Wednesday, December 31, 2014

Cranberry Banana Bread

Cranberry Banana Bread

I purchased more walnuts, pecans and cranberries than I needed for my Christmas baking, so I decided today that I would do a bit of baking to use them up.

I made two loaves of this bread, one with walnuts and the other with pecans.  We will keep one of the loaves for ourselves and take the other to my Dad's house tomorrow for my son's family  birthday celebration.

The first thing you need to do is pre-heat your oven to 350 degrees.   My oven is really slow to heat up, so I can have a cup of tea while I am waiting for it to get up to the required temp.  It doesn't take long to mix this bread, so you will want to wait until the oven is ready.

In a large mixing bowl, place 1 and  2/3 of a cup of flour.  You can combine all-purpose flour with whole wheat flour if you like.  This is a forgiving recipe.

Add 1/2 teaspoon baking soda

Then add 1 teaspoon of cinnamon, 1/2 teaspoon of ground nutmeg and 1/2 teaspoon of ground ginger.   Add 1/2 teaspoon of salt.

Then add 1/2 cup of vegan-friendly granulated sugar.

Add 1/2 cup of chopped dried cranberries, or 1/2 cup of chopped fresh cranberries if you like a loaf that has tart bits in it.

Finally, add 1/2 cup of chopped nuts.  I put walnuts in one loaf and pecans in the other.

Stir your dry ingredients together.

In another large mixing bowl, mash three ripe bananas.  You need about 1 1/4 cups of banana, and I have found that three bananas is the right amount for that.

Add 1/2 of unsweetened apple sauce - this is the egg substitute.
Use a homemade or commercial egg replacer such as Ener-G - this is what I do now!

And 3 tablespoon of canola oil.

Mix these wet ingredients together well.

Other tasty additions to his batter could be raisins, or currants or coconut, candied citrus peel - the list is endless, really.

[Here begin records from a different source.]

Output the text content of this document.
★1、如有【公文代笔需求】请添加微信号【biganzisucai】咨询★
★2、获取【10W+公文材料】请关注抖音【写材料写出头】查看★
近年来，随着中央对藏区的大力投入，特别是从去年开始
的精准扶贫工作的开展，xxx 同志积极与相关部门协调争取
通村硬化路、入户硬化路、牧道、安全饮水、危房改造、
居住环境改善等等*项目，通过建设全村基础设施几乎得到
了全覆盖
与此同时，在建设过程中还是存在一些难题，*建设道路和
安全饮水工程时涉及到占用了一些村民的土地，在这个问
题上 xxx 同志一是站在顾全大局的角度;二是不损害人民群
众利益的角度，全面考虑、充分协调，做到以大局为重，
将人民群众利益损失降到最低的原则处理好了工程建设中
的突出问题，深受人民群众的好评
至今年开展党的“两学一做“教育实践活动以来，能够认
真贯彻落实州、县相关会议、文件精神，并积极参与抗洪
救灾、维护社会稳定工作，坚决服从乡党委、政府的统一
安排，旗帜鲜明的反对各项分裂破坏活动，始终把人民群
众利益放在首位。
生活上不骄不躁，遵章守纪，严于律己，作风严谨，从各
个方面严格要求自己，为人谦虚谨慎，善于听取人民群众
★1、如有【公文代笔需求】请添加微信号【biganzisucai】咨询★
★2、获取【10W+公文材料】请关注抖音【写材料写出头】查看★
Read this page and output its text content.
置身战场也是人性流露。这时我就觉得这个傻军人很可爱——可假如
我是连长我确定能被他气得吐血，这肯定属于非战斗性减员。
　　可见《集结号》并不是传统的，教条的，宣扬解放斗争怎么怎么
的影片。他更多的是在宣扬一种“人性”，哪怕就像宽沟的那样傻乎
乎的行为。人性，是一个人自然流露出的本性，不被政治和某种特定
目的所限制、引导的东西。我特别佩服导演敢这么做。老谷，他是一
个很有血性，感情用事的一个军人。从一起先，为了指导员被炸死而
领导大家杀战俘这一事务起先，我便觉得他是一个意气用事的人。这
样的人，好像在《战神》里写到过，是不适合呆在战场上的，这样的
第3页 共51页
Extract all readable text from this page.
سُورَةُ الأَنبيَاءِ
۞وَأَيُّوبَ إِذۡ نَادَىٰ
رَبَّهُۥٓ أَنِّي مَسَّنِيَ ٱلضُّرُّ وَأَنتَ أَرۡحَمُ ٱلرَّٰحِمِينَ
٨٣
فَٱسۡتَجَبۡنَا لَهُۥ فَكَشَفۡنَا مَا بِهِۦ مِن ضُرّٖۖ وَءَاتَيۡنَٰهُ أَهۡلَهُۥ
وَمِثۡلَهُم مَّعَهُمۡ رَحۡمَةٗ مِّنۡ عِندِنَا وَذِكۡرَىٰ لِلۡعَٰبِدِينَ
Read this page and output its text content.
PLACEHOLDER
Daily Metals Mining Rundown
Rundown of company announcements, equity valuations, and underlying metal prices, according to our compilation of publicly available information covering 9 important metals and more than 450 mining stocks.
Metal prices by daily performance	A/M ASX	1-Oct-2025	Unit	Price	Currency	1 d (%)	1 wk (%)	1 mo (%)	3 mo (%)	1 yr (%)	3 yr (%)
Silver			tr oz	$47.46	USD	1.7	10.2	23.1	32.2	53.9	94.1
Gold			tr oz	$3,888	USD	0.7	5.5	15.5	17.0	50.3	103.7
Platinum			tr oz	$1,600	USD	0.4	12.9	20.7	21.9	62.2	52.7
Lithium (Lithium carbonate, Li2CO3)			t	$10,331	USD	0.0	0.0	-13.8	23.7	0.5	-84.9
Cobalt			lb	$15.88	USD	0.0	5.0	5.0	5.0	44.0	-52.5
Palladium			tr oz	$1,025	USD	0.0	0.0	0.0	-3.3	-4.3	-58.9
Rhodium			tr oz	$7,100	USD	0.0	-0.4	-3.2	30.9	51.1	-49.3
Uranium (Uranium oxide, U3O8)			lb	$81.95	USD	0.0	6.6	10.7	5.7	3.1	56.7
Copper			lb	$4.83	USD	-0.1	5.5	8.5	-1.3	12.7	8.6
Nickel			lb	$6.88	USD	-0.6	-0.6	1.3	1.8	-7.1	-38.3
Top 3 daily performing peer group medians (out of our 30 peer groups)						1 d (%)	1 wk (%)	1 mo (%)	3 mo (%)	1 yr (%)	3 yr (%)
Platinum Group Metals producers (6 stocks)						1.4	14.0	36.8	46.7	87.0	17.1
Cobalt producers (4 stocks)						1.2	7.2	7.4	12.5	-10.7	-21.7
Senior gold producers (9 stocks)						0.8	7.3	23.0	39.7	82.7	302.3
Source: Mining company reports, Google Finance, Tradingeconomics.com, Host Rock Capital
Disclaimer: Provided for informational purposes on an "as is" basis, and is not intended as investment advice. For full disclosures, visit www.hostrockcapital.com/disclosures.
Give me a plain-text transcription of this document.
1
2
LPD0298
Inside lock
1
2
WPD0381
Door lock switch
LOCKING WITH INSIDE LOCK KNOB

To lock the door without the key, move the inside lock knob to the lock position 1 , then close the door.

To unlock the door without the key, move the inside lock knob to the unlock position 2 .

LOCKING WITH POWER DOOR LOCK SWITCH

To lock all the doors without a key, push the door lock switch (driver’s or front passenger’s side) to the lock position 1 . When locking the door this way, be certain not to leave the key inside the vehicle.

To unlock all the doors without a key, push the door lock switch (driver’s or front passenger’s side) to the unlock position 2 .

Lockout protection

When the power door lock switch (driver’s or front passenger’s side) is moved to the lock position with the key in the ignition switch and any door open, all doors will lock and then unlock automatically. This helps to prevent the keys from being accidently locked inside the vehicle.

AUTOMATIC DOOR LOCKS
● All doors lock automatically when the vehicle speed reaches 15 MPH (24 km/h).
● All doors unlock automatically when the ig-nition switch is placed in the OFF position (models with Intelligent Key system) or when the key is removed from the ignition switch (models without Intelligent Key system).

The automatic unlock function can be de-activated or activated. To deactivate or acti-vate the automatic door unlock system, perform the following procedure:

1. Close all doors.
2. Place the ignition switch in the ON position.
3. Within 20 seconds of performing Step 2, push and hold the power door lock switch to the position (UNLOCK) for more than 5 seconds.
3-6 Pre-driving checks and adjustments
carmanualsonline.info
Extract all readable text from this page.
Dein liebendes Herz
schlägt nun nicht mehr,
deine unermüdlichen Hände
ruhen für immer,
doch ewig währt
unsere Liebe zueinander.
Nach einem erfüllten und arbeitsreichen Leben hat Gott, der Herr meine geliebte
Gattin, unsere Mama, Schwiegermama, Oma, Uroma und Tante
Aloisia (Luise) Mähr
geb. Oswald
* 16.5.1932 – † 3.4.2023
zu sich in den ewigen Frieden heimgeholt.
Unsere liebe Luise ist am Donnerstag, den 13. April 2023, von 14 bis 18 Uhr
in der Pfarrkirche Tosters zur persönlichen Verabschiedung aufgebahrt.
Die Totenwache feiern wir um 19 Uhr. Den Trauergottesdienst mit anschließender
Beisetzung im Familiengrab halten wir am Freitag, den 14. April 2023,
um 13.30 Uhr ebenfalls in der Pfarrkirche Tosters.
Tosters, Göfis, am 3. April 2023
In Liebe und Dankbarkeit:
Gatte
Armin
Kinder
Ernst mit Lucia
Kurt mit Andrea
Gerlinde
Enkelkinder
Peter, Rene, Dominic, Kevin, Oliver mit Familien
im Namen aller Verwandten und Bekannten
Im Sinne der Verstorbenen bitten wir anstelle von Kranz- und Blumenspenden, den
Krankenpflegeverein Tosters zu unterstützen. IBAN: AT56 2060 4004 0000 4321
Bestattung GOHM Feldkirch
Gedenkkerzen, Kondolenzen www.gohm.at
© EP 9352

Pour the dry ingredients into the wet ingredients and stir until well combined, and until there are no pockets of dry ingredients lurking in the mixture.

You can use a stand mixer or a hand mixer for this, but I stirred by hand.   It will seem like a dry-ish batter for a little while, but it does come together nicely after some stirring.

Prepare a loaf pan in your usual way - I used canola oil in a mister to spray my pans.

Carefully spoon the batter into your loaf pan, and place it on the middle shelf of the oven.  Oven temperatures can vary greatly I have found.   The loaf takes anywhere from 45 minutes to
1 hour to cook.   I set my timer for 50 minutes and do the first doneness check at that time, and if it needs more time I check at 5 minute intervals.

Your loaf is done when a toothpick inserted in the centre comes out clean and dry.

Allow your loaf to cool in the pan on a wire rack for about ten minutes, then carefully slide it out of the pan to continue cooling on the wire rack.   When the loaf is perfectly cool, you can wrap it in waxed paper.  It will keep nicely, if wrapped,  for a few days.  That's the theory.   In practice, the loaf is unlikely to last that long because it will be eaten within hours, if not minutes!